Öffentliche Auseinandersetzungen mit diesen Fragen führen nicht immer zum Erfolg.
In Frankfurt/Oder z.B. war es erst nach schwerer Arbeit gelungen, die Eltern von den betreffenden festgenommenen Jugendlichen von deren Untaten zu überzeugen. Im Beisein der Eltern stritten die Jugendlichen alles ab. Erst nach dem jeder einzeln vor die Eltern gestellt wurde, gaben sie ihre Handlungen zu.
In Pößneck wurde zu Vorfällen auf einem Jugendforum Stellung genommen. 1.000 Personen (besonders Jugendliche) waren erschienen. Der Verlauf des Forums erbrachte keine klare Distanzierung der Oberschüler von diesem schändlichen Treiben. Sie diskutierten nur um Musikfragen und wollten die Zusammenhänge nicht begreifen.
Die Öffentlichkeit ist über derartige Vorfälle empört. Sie greift aber noch nicht aktiv in die gesellschaftliche Erziehung ein. Hier liegen besonders Versäumnisse bei den Organen des Staates.

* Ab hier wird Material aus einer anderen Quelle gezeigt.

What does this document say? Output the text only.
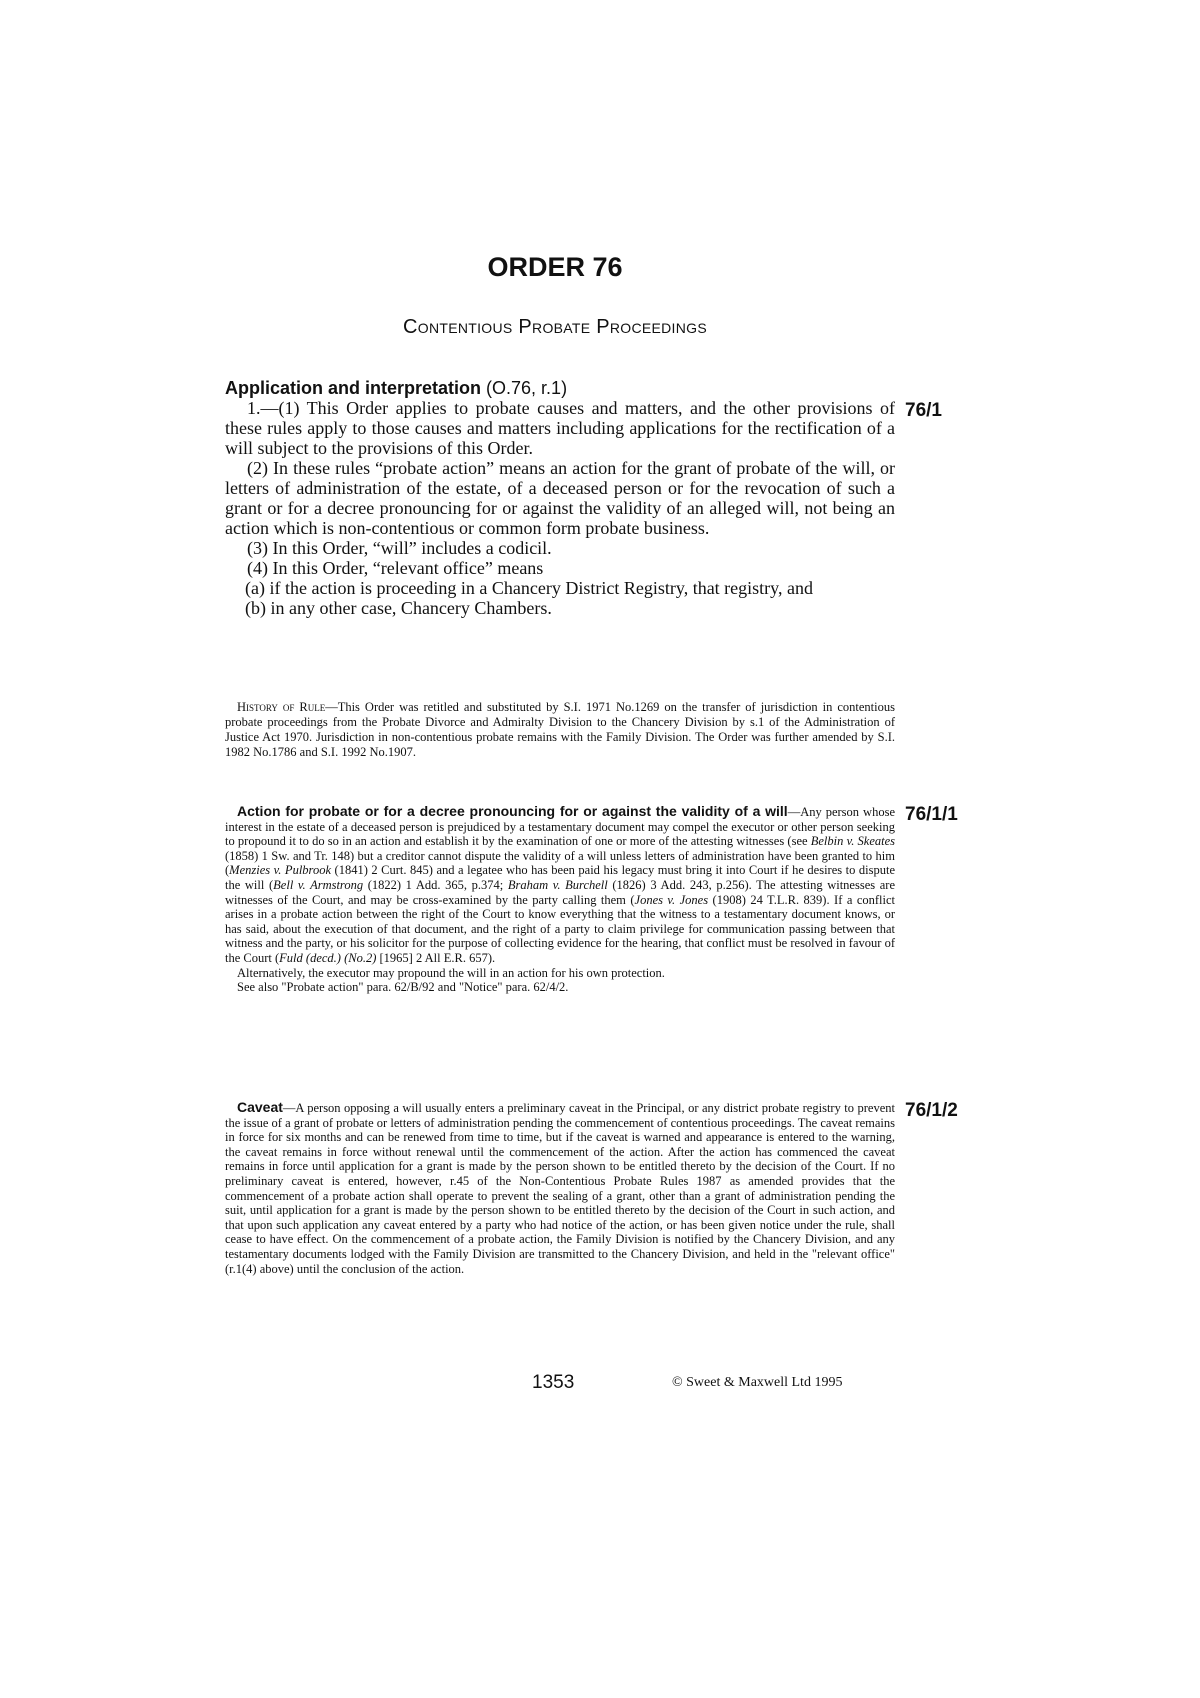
ORDER 76
Contentious Probate Proceedings
Application and interpretation (O.76, r.1)

1.—(1) This Order applies to probate causes and matters, and the other provisions of these rules apply to those causes and matters including applications for the rectification of a will subject to the provisions of this Order.

(2) In these rules “probate action” means an action for the grant of probate of the will, or letters of administration of the estate, of a deceased person or for the revocation of such a grant or for a decree pronouncing for or against the validity of an alleged will, not being an action which is non-contentious or common form probate business.

(3) In this Order, “will” includes a codicil.

(4) In this Order, “relevant office” means

(a) if the action is proceeding in a Chancery District Registry, that registry, and

(b) in any other case, Chancery Chambers.

76/1

History of Rule—This Order was retitled and substituted by S.I. 1971 No.1269 on the transfer of jurisdiction in contentious probate proceedings from the Probate Divorce and Admiralty Division to the Chancery Division by s.1 of the Administration of Justice Act 1970. Jurisdiction in non-contentious probate remains with the Family Division. The Order was further amended by S.I. 1982 No.1786 and S.I. 1992 No.1907.

Action for probate or for a decree pronouncing for or against the validity of a will—Any person whose interest in the estate of a deceased person is prejudiced by a testamentary document may compel the executor or other person seeking to propound it to do so in an action and establish it by the examination of one or more of the attesting witnesses (see Belbin v. Skeates (1858) 1 Sw. and Tr. 148) but a creditor cannot dispute the validity of a will unless letters of administration have been granted to him (Menzies v. Pulbrook (1841) 2 Curt. 845) and a legatee who has been paid his legacy must bring it into Court if he desires to dispute the will (Bell v. Armstrong (1822) 1 Add. 365, p.374; Braham v. Burchell (1826) 3 Add. 243, p.256). The attesting witnesses are witnesses of the Court, and may be cross-examined by the party calling them (Jones v. Jones (1908) 24 T.L.R. 839). If a conflict arises in a probate action between the right of the Court to know everything that the witness to a testamentary document knows, or has said, about the execution of that document, and the right of a party to claim privilege for communication passing between that witness and the party, or his solicitor for the purpose of collecting evidence for the hearing, that conflict must be resolved in favour of the Court (Fuld (decd.) (No.2) [1965] 2 All E.R. 657).

Alternatively, the executor may propound the will in an action for his own protection.

See also "Probate action" para. 62/B/92 and "Notice" para. 62/4/2.

76/1/1

Caveat—A person opposing a will usually enters a preliminary caveat in the Principal, or any district probate registry to prevent the issue of a grant of probate or letters of administration pending the commencement of contentious proceedings. The caveat remains in force for six months and can be renewed from time to time, but if the caveat is warned and appearance is entered to the warning, the caveat remains in force without renewal until the commencement of the action. After the action has commenced the caveat remains in force until application for a grant is made by the person shown to be entitled thereto by the decision of the Court. If no preliminary caveat is entered, however, r.45 of the Non-Contentious Probate Rules 1987 as amended provides that the commencement of a probate action shall operate to prevent the sealing of a grant, other than a grant of administration pending the suit, until application for a grant is made by the person shown to be entitled thereto by the decision of the Court in such action, and that upon such application any caveat entered by a party who had notice of the action, or has been given notice under the rule, shall cease to have effect. On the commencement of a probate action, the Family Division is notified by the Chancery Division, and any testamentary documents lodged with the Family Division are transmitted to the Chancery Division, and held in the "relevant office" (r.1(4) above) until the conclusion of the action.

76/1/2
1353	© Sweet & Maxwell Ltd 1995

Die Äußerungen der Jugendlichen, die diesen „Clubs“ angehören, laufen alle darauf hinaus, die Rock’n Roll Musik anzuerkennen, dann würden sie auch in der FDJ mitmachen. Sie versuchen, das gelingt ihnen auch noch in den meisten Fällen, mit den FDJ’lern eine Diskussion über Musik zu führen. Sie sind zudem dabei noch in der Offensive.